Ну а инвалиды? Самых изувеченных упрятали с глаз долой, так что и родные не знали о них. А те, кто работать мог… Я тоже вернулся с войны инвалидом третьей группы. И вот каждые полгода переосвидетельствование: не пора ли тебя пенсии лишить? У меня нерв перебит в локте, рука искалечена, но все же она есть. А у него полруки отнято. Спросят, бывало, пока очереди дожидаемся: ну, как рука? Да отрастает помаленьку… Три раза приходил я на освидетельствование, а потом стыдно стало, больше не смог, невозможно было видеть, как из дверей медкомиссии выходят растерянные, приниженные люди: выпихнули в жизнь, здоров, живи как знаешь, отныне увечья твои увечьями не считаются…
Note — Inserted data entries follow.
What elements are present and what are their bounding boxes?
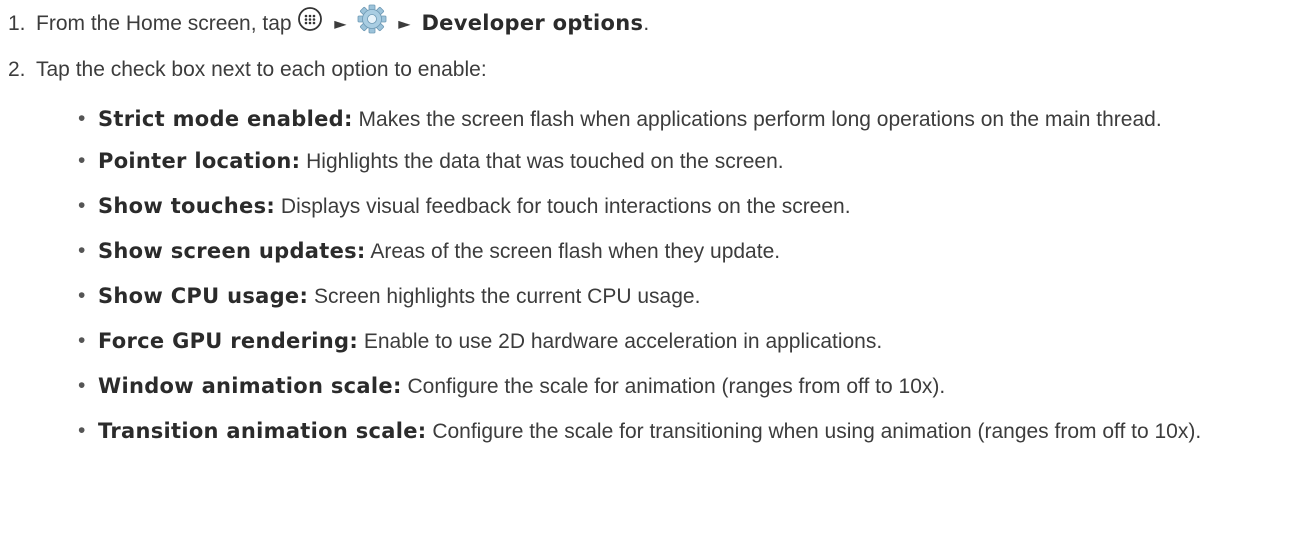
step-number: 1. — [8, 12, 26, 36]
step-text: From the Home screen, tap — [36, 12, 292, 36]
arrow-separator: ► — [334, 14, 347, 34]
bullet: • — [78, 107, 86, 130]
option-desc: Screen highlights the current CPU usage. — [314, 285, 701, 308]
step-number: 2. — [8, 58, 26, 81]
list-item: • Transition animation scale: Configure t… — [76, 419, 1276, 444]
bullet: • — [78, 419, 86, 442]
option-term: Show screen updates: — [98, 239, 366, 263]
step-2: 2. Tap the check box next to each option … — [8, 57, 487, 83]
option-term: Strict mode enabled: — [98, 107, 353, 131]
bullet: • — [78, 284, 86, 307]
option-term: Show CPU usage: — [98, 284, 309, 308]
option-term: Show touches: — [98, 194, 276, 218]
option-term: Window animation scale: — [98, 374, 402, 398]
bullet: • — [78, 374, 86, 397]
settings-gear-icon — [357, 4, 387, 41]
option-list: • Strict mode enabled: Makes the screen f… — [76, 107, 1276, 464]
bullet: • — [78, 194, 86, 217]
option-term: Pointer location: — [98, 149, 301, 173]
option-desc: Configure the scale for animation (range… — [407, 375, 946, 398]
list-item: • Show CPU usage: Screen highlights the c… — [76, 284, 1276, 309]
period: . — [643, 12, 650, 36]
option-desc: Makes the screen flash when applications… — [358, 108, 1162, 131]
apps-grid-icon — [297, 6, 323, 39]
step-1: 1. From the Home screen, tap ► ► Develop… — [8, 4, 650, 43]
option-desc: Enable to use 2D hardware acceleration i… — [363, 330, 883, 353]
list-item: • Pointer location: Highlights the data t… — [76, 149, 1276, 174]
list-item: • Window animation scale: Configure the s… — [76, 374, 1276, 399]
option-term: Transition animation scale: — [98, 419, 427, 443]
option-term: Force GPU rendering: — [98, 329, 359, 353]
option-desc: Displays visual feedback for touch inter… — [280, 195, 851, 218]
list-item: • Force GPU rendering: Enable to use 2D h… — [76, 329, 1276, 354]
developer-options-label: Developer options — [421, 11, 644, 36]
list-item: • Strict mode enabled: Makes the screen f… — [76, 107, 1276, 132]
arrow-separator: ► — [398, 14, 411, 34]
option-desc: Configure the scale for transitioning wh… — [432, 420, 1202, 443]
list-item: • Show screen updates: Areas of the scree… — [76, 239, 1276, 264]
option-desc: Highlights the data that was touched on … — [306, 150, 784, 173]
step-text: Tap the check box next to each option to… — [36, 58, 487, 81]
list-item: • Show touches: Displays visual feedback … — [76, 194, 1276, 219]
bullet: • — [78, 329, 86, 352]
bullet: • — [78, 149, 86, 172]
option-desc: Areas of the screen flash when they upda… — [370, 240, 781, 263]
bullet: • — [78, 239, 86, 262]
Правда, еще такое отличие оставалось для фронтовиков: каждому выдана была красная книжечка с талонами. По ним раз в год бесплатно полагался билет первого класса на поезд, на пароход. И вот однажды, поверивши, пошел я на вокзал. «Чего-о? – сказали мне. – В общую очередь! Какие останутся…» Так и хранится у меня с тех пор та памятная книжечка со всем набором нетронутых талонов. Спустя много лет эту льготу все же восстановили. А под конец брежневской эры для участников войны сделали даже отдельную кассу на вокзалах. И вот как это выглядело: для обычных пассажиров на каждое направление – своя касса. Для фронтовиков особая, на все направления одна. Те очереди быстро движутся: есть, нет билетов, у кассира все перед глазами; в особой этой кассе, где стоят одни старики, самому молодому участнику войны в ту пору уже за шестьдесят перевалило, в этой кассе каждый раз надо запрашивать да ответа ждать, и очередь не движется, стоит. Стал и я в хвост. Меня предупредили: тут по семь часов ждут. Не поверилось. Семь с половиной часов простоял я в той очереди. За все это время ни один человек не получил билета в мягкий вагон, даже в купейный. Либо – нет вовсе (это после семи с лишним часов стояния!), либо – в общий. Мне с женой дали билеты в общий вагон, на боковые полки: на верхнюю и на нижнюю. Я взял и отправил их в подарок министру путей сообщения: мы, надо полагать, примерно одних лет, писал я ему в «Литературной газете», если вы считаете, что мне или моей жене удобно взлезать на верхнюю боковую полку, то и вашей жене, и вам будет так же удобно. Полезайте и поезжайте бесплатно. Дарю.